- Origin: Old Fort, North Carolina, United States
- Genres: Old time, Country
- Years active: 1930s–1940s
- Labels: Bluebird, RCA Victor
- Past members: Zeke Morris Wiley Morris George Morris

= The Morris Brothers =

American country music group

The Morris Brothers (Zeke Morris; May 9, 1916 – August 21, 1999 and Wiley Morris; February 1, 1919 – September 22, 1990) were an American country music group particularly popular in the 1930s, although they continued to play together occasionally until the 1970s.

==Biography==
The Morris Brothers were born in Old Fort, North Carolina. Originally, they began performing as a trio together with a third brother, George Morris.

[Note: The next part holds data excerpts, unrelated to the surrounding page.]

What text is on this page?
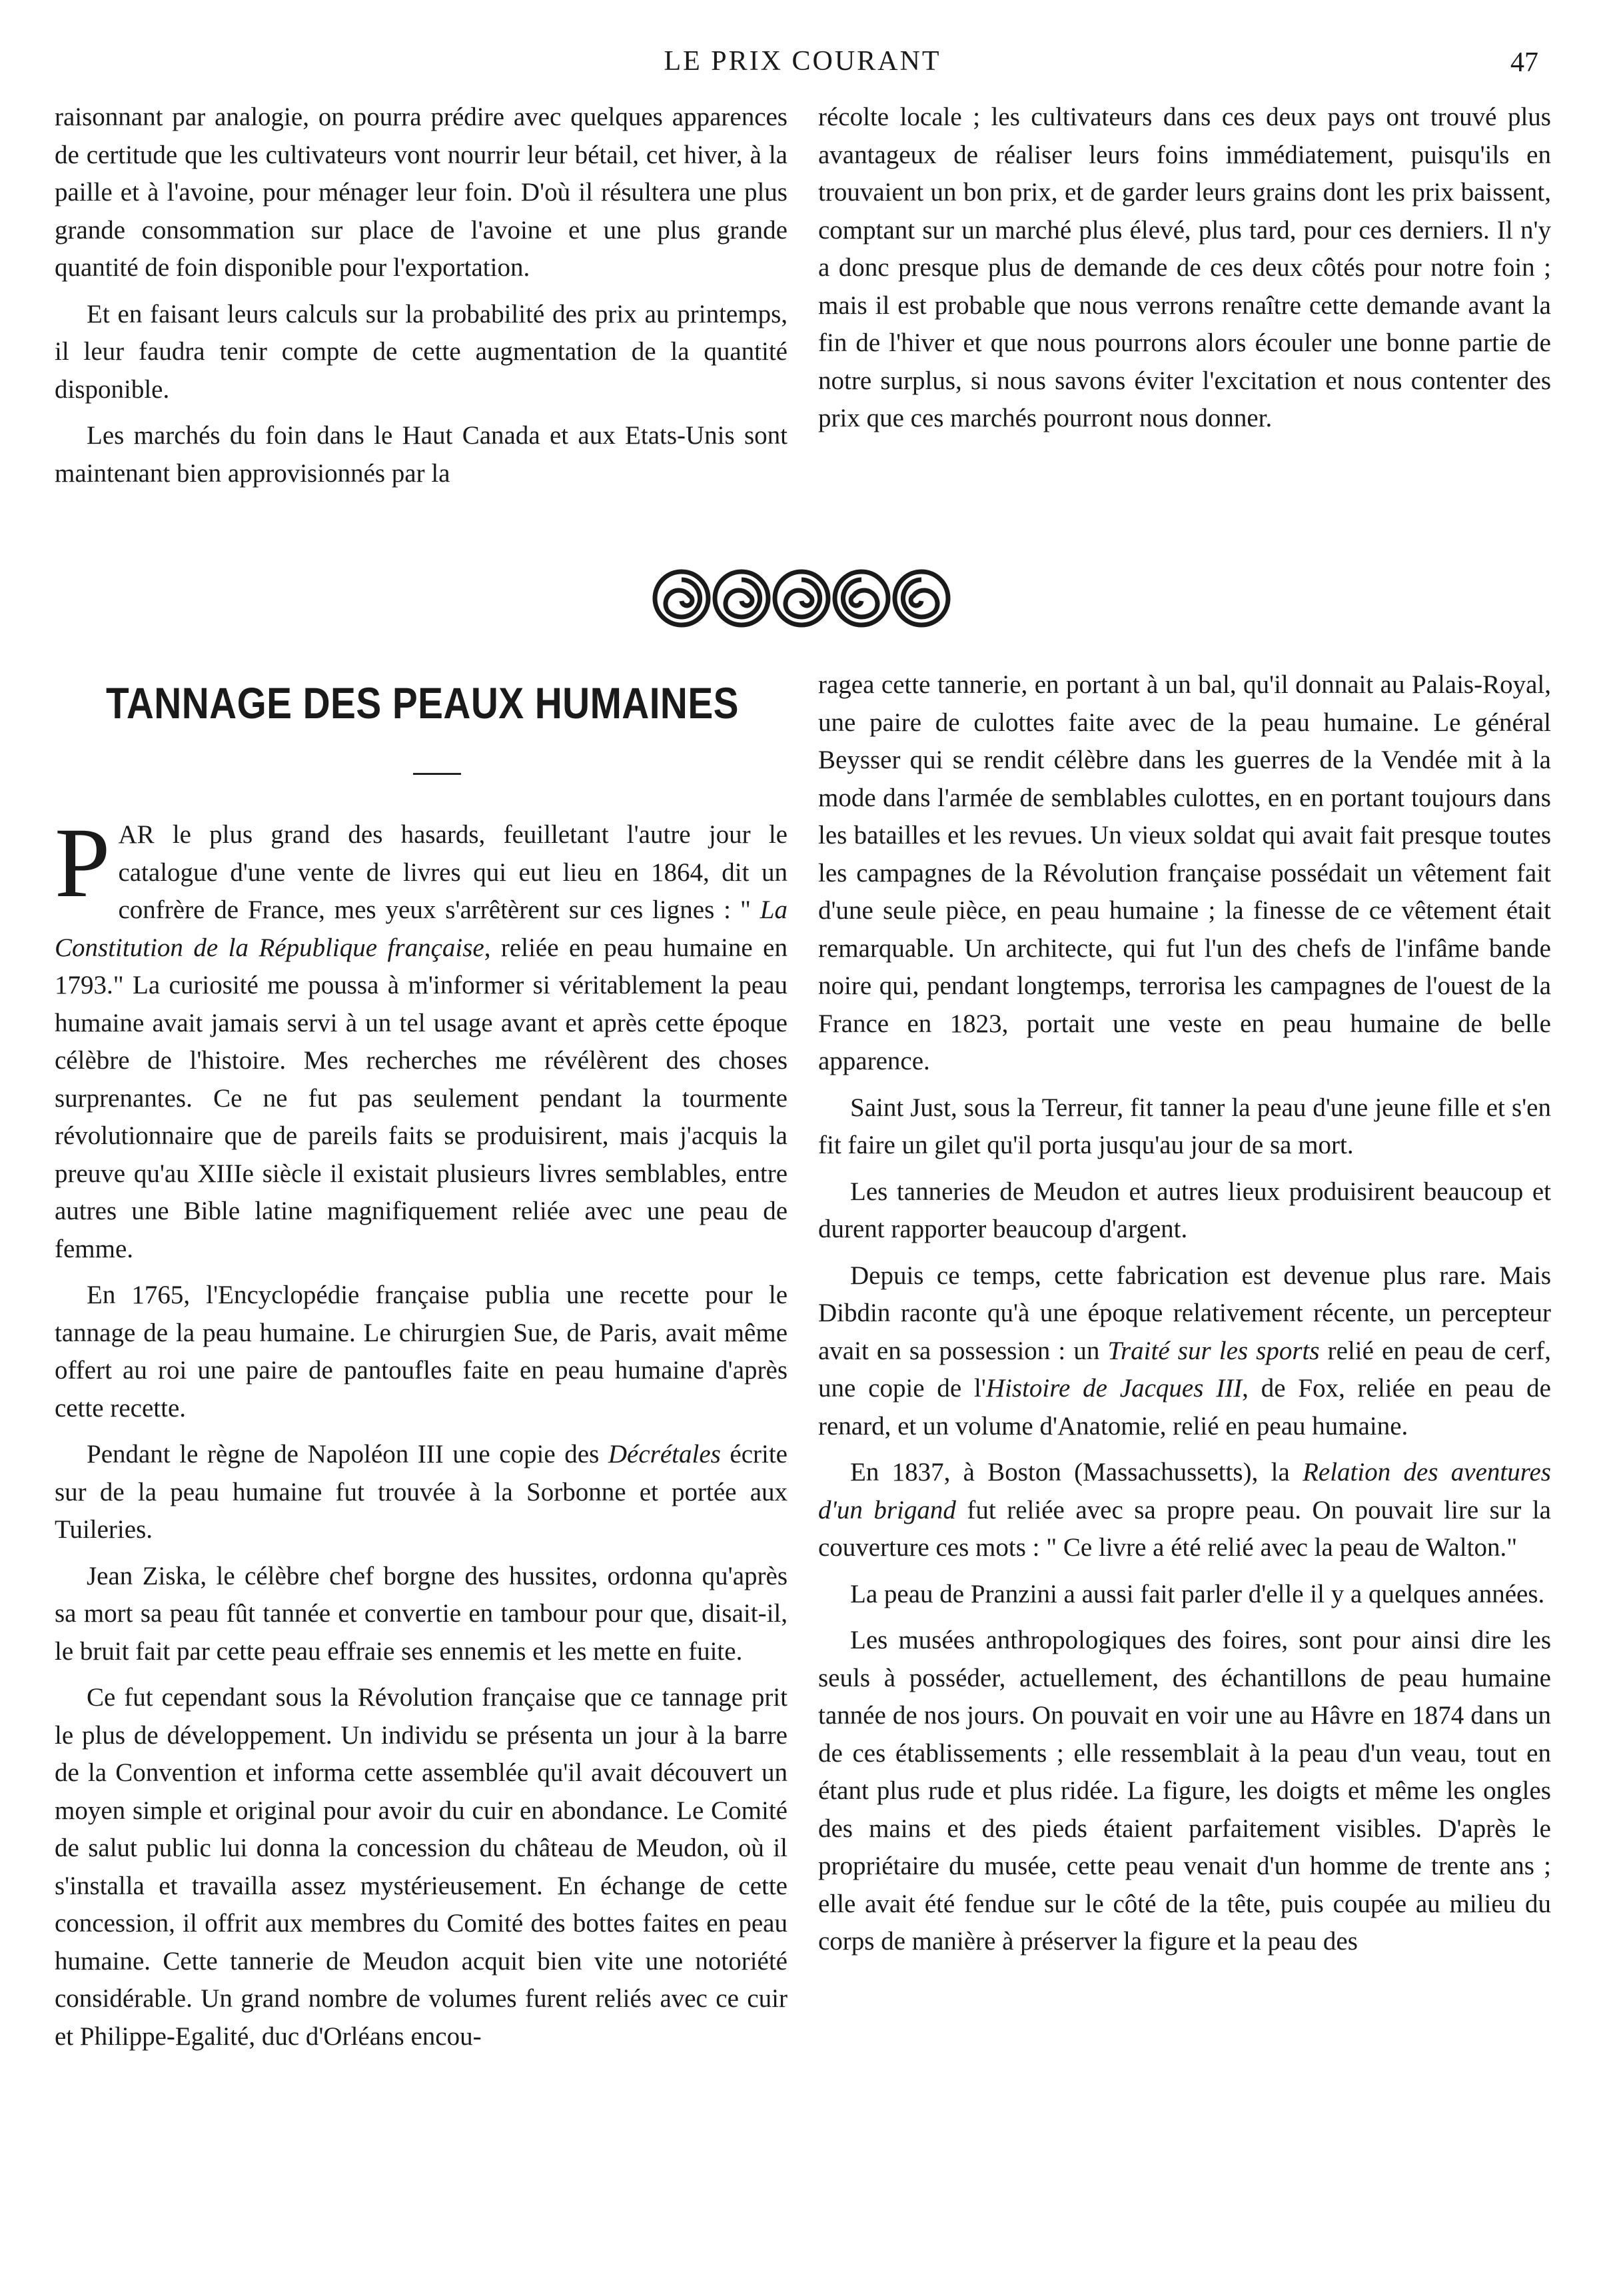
LE PRIX COURANT	47

raisonnant par analogie, on pourra prédire avec quelques apparences de certitude que les cultivateurs vont nourrir leur bétail, cet hiver, à la paille et à l'avoine, pour ménager leur foin. D'où il résultera une plus grande consommation sur place de l'avoine et une plus grande quantité de foin disponible pour l'exportation.

Et en faisant leurs calculs sur la probabilité des prix au printemps, il leur faudra tenir compte de cette augmentation de la quantité disponible.

Les marchés du foin dans le Haut Canada et aux Etats-Unis sont maintenant bien approvisionnés par la

récolte locale ; les cultivateurs dans ces deux pays ont trouvé plus avantageux de réaliser leurs foins immédiatement, puisqu'ils en trouvaient un bon prix, et de garder leurs grains dont les prix baissent, comptant sur un marché plus élevé, plus tard, pour ces derniers. Il n'y a donc presque plus de demande de ces deux côtés pour notre foin ; mais il est probable que nous verrons renaître cette demande avant la fin de l'hiver et que nous pourrons alors écouler une bonne partie de notre surplus, si nous savons éviter l'excitation et nous contenter des prix que ces marchés pourront nous donner.

TANNAGE DES PEAUX HUMAINES

PAR le plus grand des hasards, feuilletant l'autre jour le catalogue d'une vente de livres qui eut lieu en 1864, dit un confrère de France, mes yeux s'arrêtèrent sur ces lignes : " La Constitution de la République française, reliée en peau humaine en 1793." La curiosité me poussa à m'informer si véritablement la peau humaine avait jamais servi à un tel usage avant et après cette époque célèbre de l'histoire. Mes recherches me révélèrent des choses surprenantes. Ce ne fut pas seulement pendant la tourmente révolutionnaire que de pareils faits se produisirent, mais j'acquis la preuve qu'au XIIIe siècle il existait plusieurs livres semblables, entre autres une Bible latine magnifiquement reliée avec une peau de femme.

En 1765, l'Encyclopédie française publia une recette pour le tannage de la peau humaine. Le chirurgien Sue, de Paris, avait même offert au roi une paire de pantoufles faite en peau humaine d'après cette recette.

Pendant le règne de Napoléon III une copie des Décrétales écrite sur de la peau humaine fut trouvée à la Sorbonne et portée aux Tuileries.

Jean Ziska, le célèbre chef borgne des hussites, ordonna qu'après sa mort sa peau fût tannée et convertie en tambour pour que, disait-il, le bruit fait par cette peau effraie ses ennemis et les mette en fuite.

Ce fut cependant sous la Révolution française que ce tannage prit le plus de développement. Un individu se présenta un jour à la barre de la Convention et informa cette assemblée qu'il avait découvert un moyen simple et original pour avoir du cuir en abondance. Le Comité de salut public lui donna la concession du château de Meudon, où il s'installa et travailla assez mystérieusement. En échange de cette concession, il offrit aux membres du Comité des bottes faites en peau humaine. Cette tannerie de Meudon acquit bien vite une notoriété considérable. Un grand nombre de volumes furent reliés avec ce cuir et Philippe-Egalité, duc d'Orléans encou-

ragea cette tannerie, en portant à un bal, qu'il donnait au Palais-Royal, une paire de culottes faite avec de la peau humaine. Le général Beysser qui se rendit célèbre dans les guerres de la Vendée mit à la mode dans l'armée de semblables culottes, en en portant toujours dans les batailles et les revues. Un vieux soldat qui avait fait presque toutes les campagnes de la Révolution française possédait un vêtement fait d'une seule pièce, en peau humaine ; la finesse de ce vêtement était remarquable. Un architecte, qui fut l'un des chefs de l'infâme bande noire qui, pendant longtemps, terrorisa les campagnes de l'ouest de la France en 1823, portait une veste en peau humaine de belle apparence.

Saint Just, sous la Terreur, fit tanner la peau d'une jeune fille et s'en fit faire un gilet qu'il porta jusqu'au jour de sa mort.

Les tanneries de Meudon et autres lieux produisirent beaucoup et durent rapporter beaucoup d'argent.

Depuis ce temps, cette fabrication est devenue plus rare. Mais Dibdin raconte qu'à une époque relativement récente, un percepteur avait en sa possession : un Traité sur les sports relié en peau de cerf, une copie de l'Histoire de Jacques III, de Fox, reliée en peau de renard, et un volume d'Anatomie, relié en peau humaine.

En 1837, à Boston (Massachussetts), la Relation des aventures d'un brigand fut reliée avec sa propre peau. On pouvait lire sur la couverture ces mots : " Ce livre a été relié avec la peau de Walton."

La peau de Pranzini a aussi fait parler d'elle il y a quelques années.

Les musées anthropologiques des foires, sont pour ainsi dire les seuls à posséder, actuellement, des échantillons de peau humaine tannée de nos jours. On pouvait en voir une au Hâvre en 1874 dans un de ces établissements ; elle ressemblait à la peau d'un veau, tout en étant plus rude et plus ridée. La figure, les doigts et même les ongles des mains et des pieds étaient parfaitement visibles. D'après le propriétaire du musée, cette peau venait d'un homme de trente ans ; elle avait été fendue sur le côté de la tête, puis coupée au milieu du corps de manière à préserver la figure et la peau des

In 1933, Zeke moved to Concord and joined J. E. Mainer's Crazy Mountaineers He made his first recordings with the Mountaineers in August 1935 för Bluebird Records. Four years later, in 1937, Wiley and Zeke along with banjo player Wade Mainer did some radio work in the North Carolina towns of Asheville and Raleigh. In April 1938, The Morris Brothers, fiddler Homer Sherrill and banjo player Joel Martin, calling themselves the Smilin' Rangers, performed at radio station WBTM in Danville, Virginia. In September 1938, Zeke recorded with Charlie Monroe as a replacement for Bill Monroe just after the Monroe Brothers had disbanded. The same year, Zeke's musical career came to a halt when he went to work in a cotton mill in Gastonia. In 1939, the brothers moved to Asheville and WWNC radio, where they resumed their career. After World War II they retired and opened an auto repair business. Between 1938 and 1939, the Morris Brothers made 36 recordings for RCA Victor.

Well known musicians who have played with the Morris Brothers include: Carroll Best, Hoke Jenkins, Red Rector, Red Smiley, Don Reno, Benny Sims and Earl Scruggs.